Supreme Court hears challenge to partner registry
Conservative group's attorneys try to persuade Court to wipe out domestic partner registry
The Wisconsin Supreme Court will now decide whether the state's domestic partnership registry is legal under the state constitution.
Members of the conservative group Wisconsin Family Action filed a lawsuit in 2010 alleging the registry violates a 2006 state constitutional amendment banning gay marriage or anything substantially similar. The registry grants same-sex couples a host of legal rights.
"This case is not about benefits," Austin Nimocks, an attorney for the group, said Wednesday. "This case is rather about Chapter 770 mimicking marriage's blueprint in the Wisconsin code."
Christopher Clark, an attorney for Fair Wisconsin, the state's largest gay rights group, said the registry doesn't come close to marriage.
"The purpose of the legislation was to provide limited legal protections to gay couples and do it in accordance with the amendment passed in 2006," said Clark.
The gay couples represented by Fair Wisconsin watched the arguments in court.

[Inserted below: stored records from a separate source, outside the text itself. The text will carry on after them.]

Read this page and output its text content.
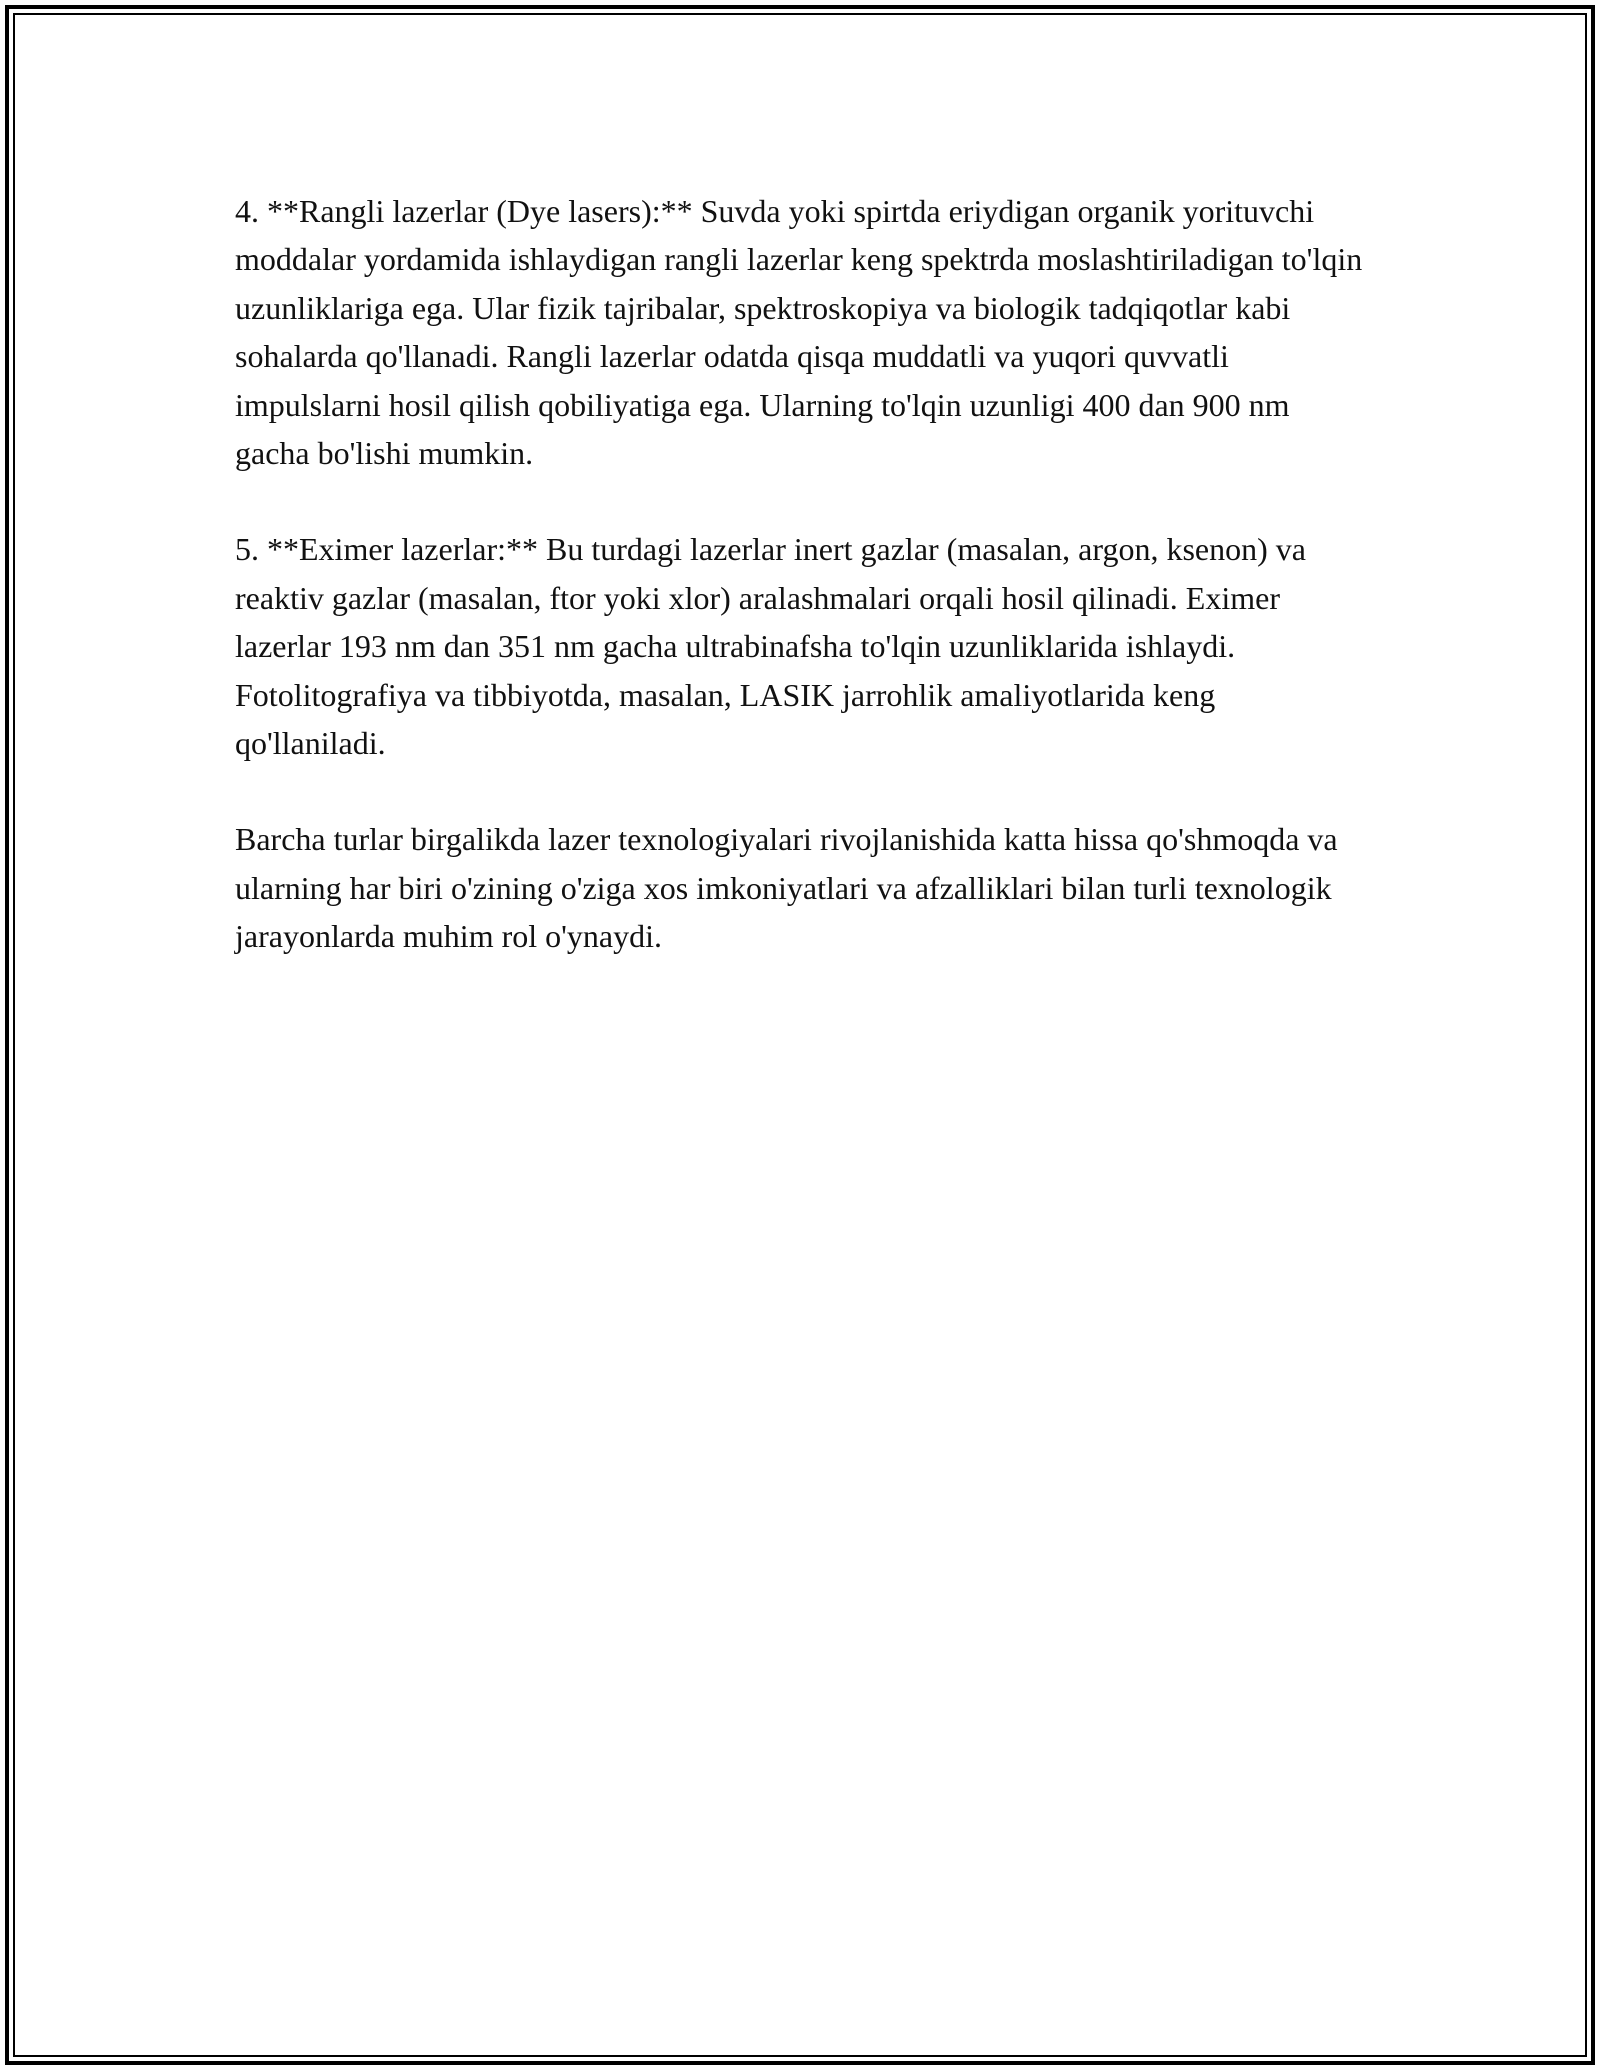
4. **Rangli lazerlar (Dye lasers):** Suvda yoki spirtda eriydigan organik yorituvchi moddalar yordamida ishlaydigan rangli lazerlar keng spektrda moslashtiriladigan to'lqin uzunliklariga ega. Ular fizik tajribalar, spektroskopiya va biologik tadqiqotlar kabi sohalarda qo'llanadi. Rangli lazerlar odatda qisqa muddatli va yuqori quvvatli impulslarni hosil qilish qobiliyatiga ega. Ularning to'lqin uzunligi 400 dan 900 nm gacha bo'lishi mumkin.

5. **Eximer lazerlar:** Bu turdagi lazerlar inert gazlar (masalan, argon, ksenon) va reaktiv gazlar (masalan, ftor yoki xlor) aralashmalari orqali hosil qilinadi. Eximer lazerlar 193 nm dan 351 nm gacha ultrabinafsha to'lqin uzunliklarida ishlaydi. Fotolitografiya va tibbiyotda, masalan, LASIK jarrohlik amaliyotlarida keng qo'llaniladi.

Barcha turlar birgalikda lazer texnologiyalari rivojlanishida katta hissa qo'shmoqda va ularning har biri o'zining o'ziga xos imkoniyatlari va afzalliklari bilan turli texnologik jarayonlarda muhim rol o'ynaydi.
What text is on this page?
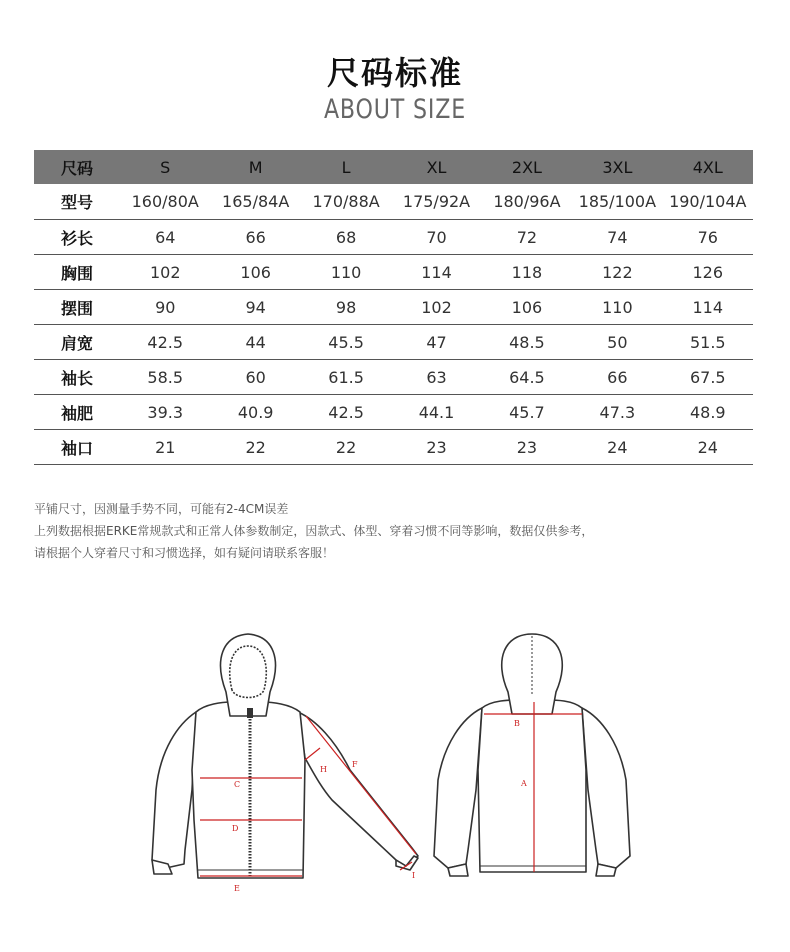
尺码标准
ABOUT SIZE
尺码	S	M	L	XL	2XL	3XL	4XL
型号	160/80A	165/84A	170/88A	175/92A	180/96A	185/100A	190/104A
衫长	64	66	68	70	72	74	76
胸围	102	106	110	114	118	122	126
摆围	90	94	98	102	106	110	114
肩宽	42.5	44	45.5	47	48.5	50	51.5
袖长	58.5	60	61.5	63	64.5	66	67.5
袖肥	39.3	40.9	42.5	44.1	45.7	47.3	48.9
袖口	21	22	22	23	23	24	24
平铺尺寸，因测量手势不同，可能有2-4CM误差
上列数据根据ERKE常规款式和正常人体参数制定，因款式、体型、穿着习惯不同等影响，数据仅供参考，
请根据个人穿着尺寸和习惯选择，如有疑问请联系客服！
C
D
E
F
H
I
B
A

"I was emotional during the testimony," said Kathy Flores, of Appleton. "We're talking about a law, I understand. But this is our lives."
The president of the group that brought the suit said she believes the justices will side with them.
"I'm going to say I'm cautiously optimistic that the rule of law will prevail and we will get a decision that will not be judicially activist in nature," said Julaine Appling, with Wisconsin Family Action.
The justices will now deliberate on the issue and write briefs with their decision. There's no timeline on how soon that may happen.